You are entitled to a state pension if you have paid or been credited with enough National Insurance contributions (NICs) through work or voluntary payments:
- Men born before 6 April 1945 need 44 qualifying years
- Women born before 6 April 1950 need 39 qualifying years
- Men born on or after 6 April 1945 need 30 qualifying years
- Women born on or after 6 April 1950 need 30 qualifying years
Early retirement and other reasons for retirement
There are several reasons why you might opt for an early retirement. Some of the most common reasons include:
- Voluntary redundancy close to retirement age
- Amassing a nice fat nest egg
When taking early retirement through choice or voluntary redundancy, it’s crucial you’ve got enough money to live comfortably. The earliest you can draw on a company or personal pension, for instance, is usually 55 – but this might vary. So, check:
- What your personal or company pension is worth, and how and when you can take it
- Entitlement to state pension and pension credit
- Any savings and investments
If you're retiring because of ill-health you may be able to take your benefits early. If your life expectancy is less than a year, then you can usually take up to 100% of your pension fund as a tax-free lump sum. If you're married or have a civil partner, up to 50% of the pension fund may be held back to provide for a survivor's pension.
The downsides of early retirement
You still can’t claim a state pension until you reach the correct age – and you may find you get less than if you'd carried on working.
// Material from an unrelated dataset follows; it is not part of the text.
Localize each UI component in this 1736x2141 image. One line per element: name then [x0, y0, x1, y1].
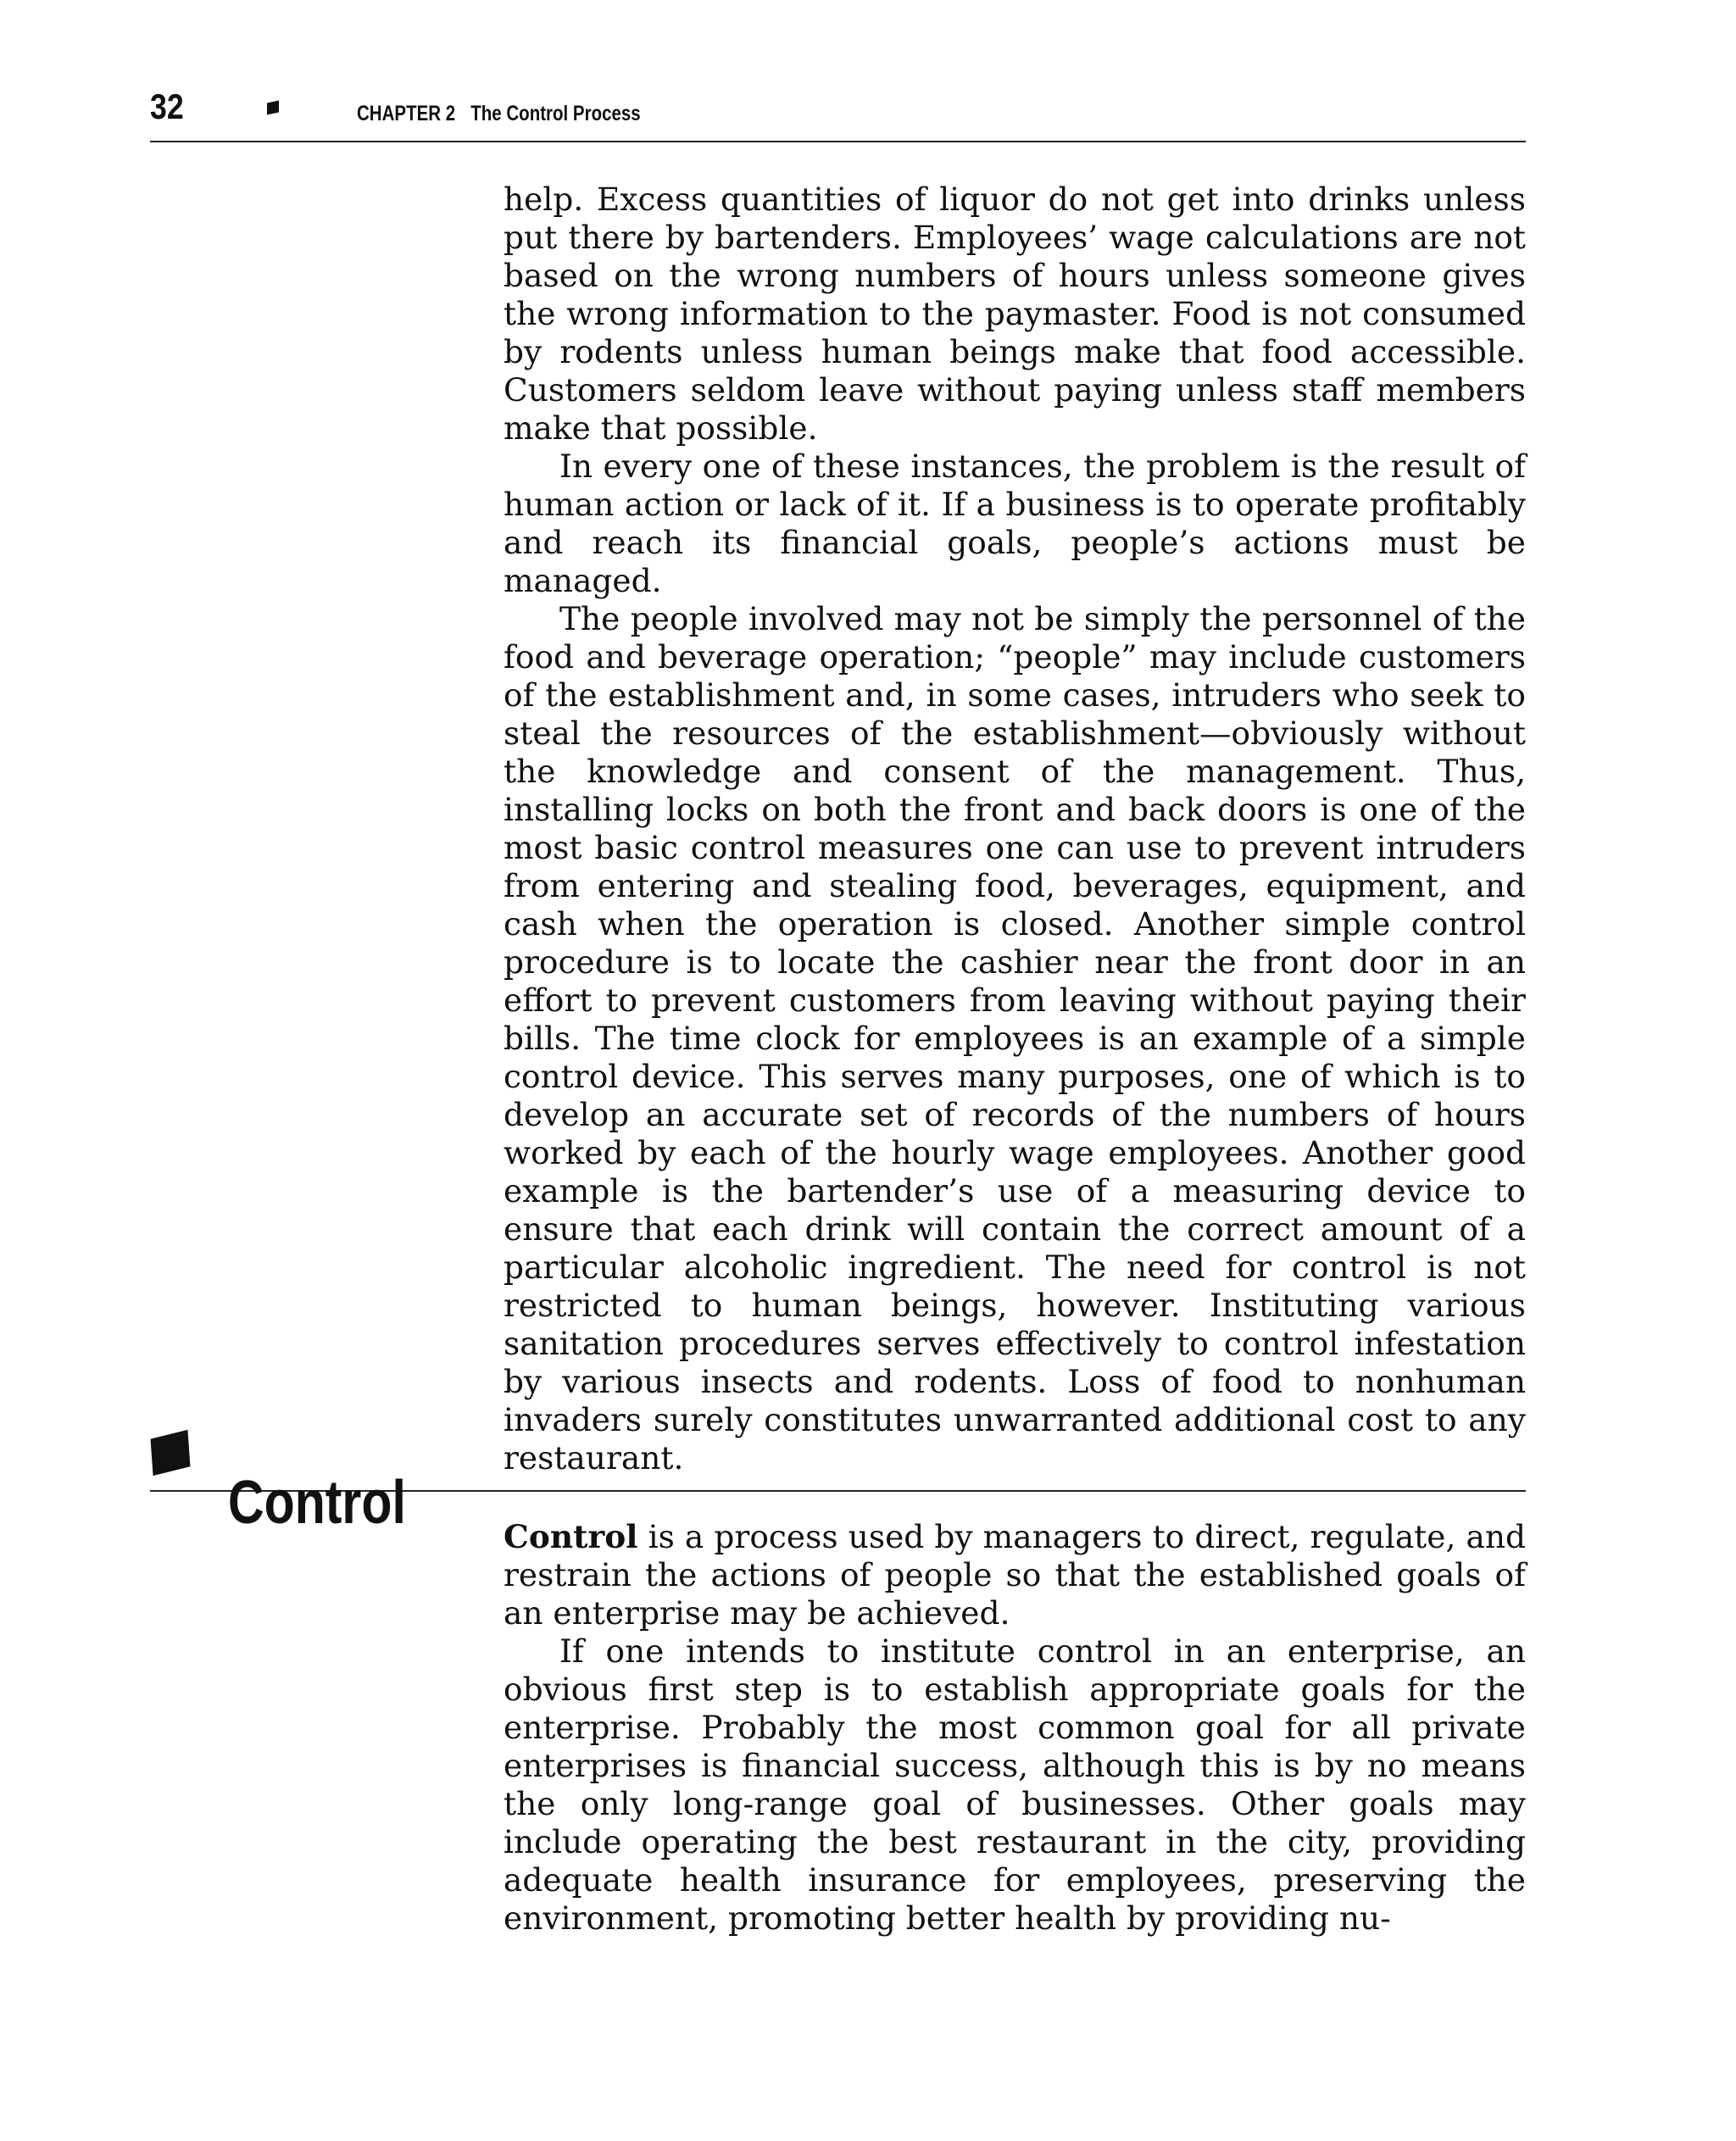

This is because you won’t have built up enough National Insurance contributions (NIC) or because your pension is being paid over a longer period than anticipated.
However, you can boost your NIC record by:
- Paying voluntary contributions
- Taking on part-time or casual work to augment them
- You will be credited if you have claimed incapacity benefit
If you're a member of a personal pension, final salary scheme, stakeholder pension or occupational money purchase scheme, bear in mind that you've had fewer working years to contribute, so your pension fund will be smaller.
How you retire
Just to be clear, if your employer didn’t tell you before 6 April 2011 they want you to retire, they now can’t make you do so using a default retirement age. Remember, the new age discrimination laws mean you can challenge your employer at a tribunal if you feel they dismissed you unfairly.
Assuming you want to retire, you’ll need to talk to your employer about your options, so try and schedule a meeting with your boss face-to-face. Check your contract for your minimum notice time – this varies, but is usually around six months' or one month's notice.
Follow your meeting up with a formal letter, copied to HR and Payroll, as they'll need to make sure you're given all relevant sick days or other compensation. Include the exact date of your retirement, a forwarding address - and always leave on a high note by adding good wishes to your colleagues, even if you’ve secretly hated them all these years.
What happens when you retire?
So you’ve told the boss, waved your fond farewells and now you’re ready for retirement. Now what?
Four months before you reach state pension age, the Pension Service will write to you about claiming your state pension. If you don’t hear from them, you need to contact the Pension Service yourself on 0800 731 7898.
You’ll need to notify your tax office when you retire or reach state pension age so they can make sure you receive the right tax-free allowances, pay the right amount of tax and stop paying NIC.
You’ll then be sent an Age-related Personal Allowance form (P161) to fill in and return to your tax office. If you don't, you could end up paying too much tax on your pension income, savings and interest. If you don’t receive one, contact your tax office.
Depending on your circumstances, you may be entitled to other benefits when you retire, such as winter fuel benefit, housing benefit and council tax benefit.
Last but not least
If you lose your pension details, don’t worry. Simply contact the Pension Tracing Service on 0845 6002 537.